Finley Quaye (born 25 March 1974, Edinburgh, Scotland)[1] is a Scottish musician. He won the 1997 Mobo Award for best reggae act, and the 1998 BRIT Award for Best Male Solo Artist.

Life[edit]

Finley Quaye is a grandson of vaudeville pianist Caleb Quaye. He is the youngest son of jazz musician Cab Kaye, the half-brother of guitarist Caleb Quaye, and half-brother of jazz musician and ethno-musicologist Terri Quaye. He is the father of Theodore Turgoose and of the bassist Caleb Quaye.

Born in Edinburgh, Quaye went to school in London, Manchester and Edinburgh. However, he left school with no qualifications. Before making records he took employment spraying cars, smoking fish, making futons and as a stage-rigger and scaffolder.

His father was born in London, but considered himself as African. Although known as Cab Kaye, his full name was Nii Lante Augustus Kwamlah Quaye and he was a Chief of the Ga tribe centralized in Jamestown, Accra, Ghana. Kaye was the son of the pianist Caleb Jonas Quaye a.k.a. Mope Desmond, who was born in Accra, Ghana. Finley did not grow up with his father and only found out, in his twenties, about his father's history as a musician. Mope Desmond, Cab Kaye and Finley Quaye have all played Glasgow's Barrowlands, Wolverhampton's Wulfrun Hall and London's Cafe de Paris. Finley was on tour with his band when he met his father for the first time in Amsterdam.

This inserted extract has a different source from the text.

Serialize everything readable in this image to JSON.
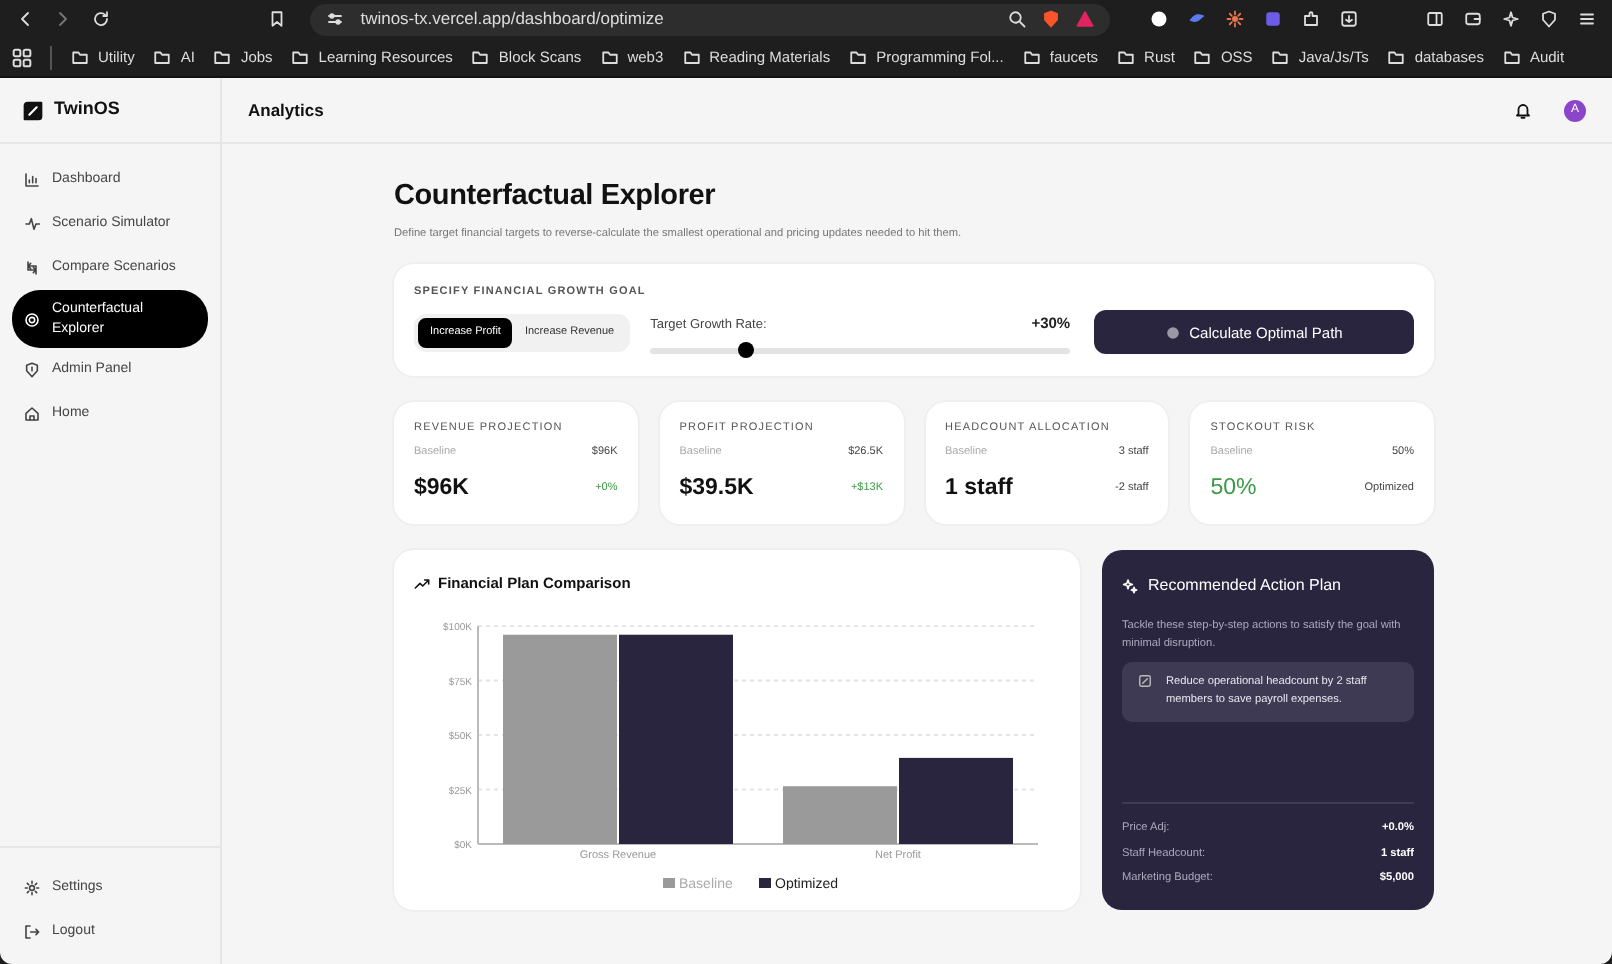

Finley Quaye was inspired early on in his childhood by jazz musicians Pete King, Ronnie Scott, who started his musical career making tea and running errands in Finley's father's band, and Lionel Hampton. Additionally, Duke Ellington was Finley Quaye's godfather. Quaye heard jazz as a child living in London with his mother, who would take him with her to Ronnie Scott's jazz club to catch performances of American jazz musicians touring Europe such as Buddy Rich, who recorded his live album there in 1980. Quaye's mother had long term relationships with musician Pete King who hosted and performed at Ronnie Scott's club in Frith Street, London, as well as Dodi Fayed who was a film producer who produced Breaking Glass with Hazel O'Connor.

In April 2012, Quaye was charged with a racially aggravated assault[2] in Edinburgh. He pleaded guilty to spitting in a woman’s face and hitting her on the head as she waited for a bus.[3] He was sentenced to 225 hours of unpaid work.[4] In November of the same year, he was declared bankrupt with a tax debt of £383,000 after HMRC applied to the courts to recover the money. Official documents stated that Quaye had "zero assets".[5]

Career[edit]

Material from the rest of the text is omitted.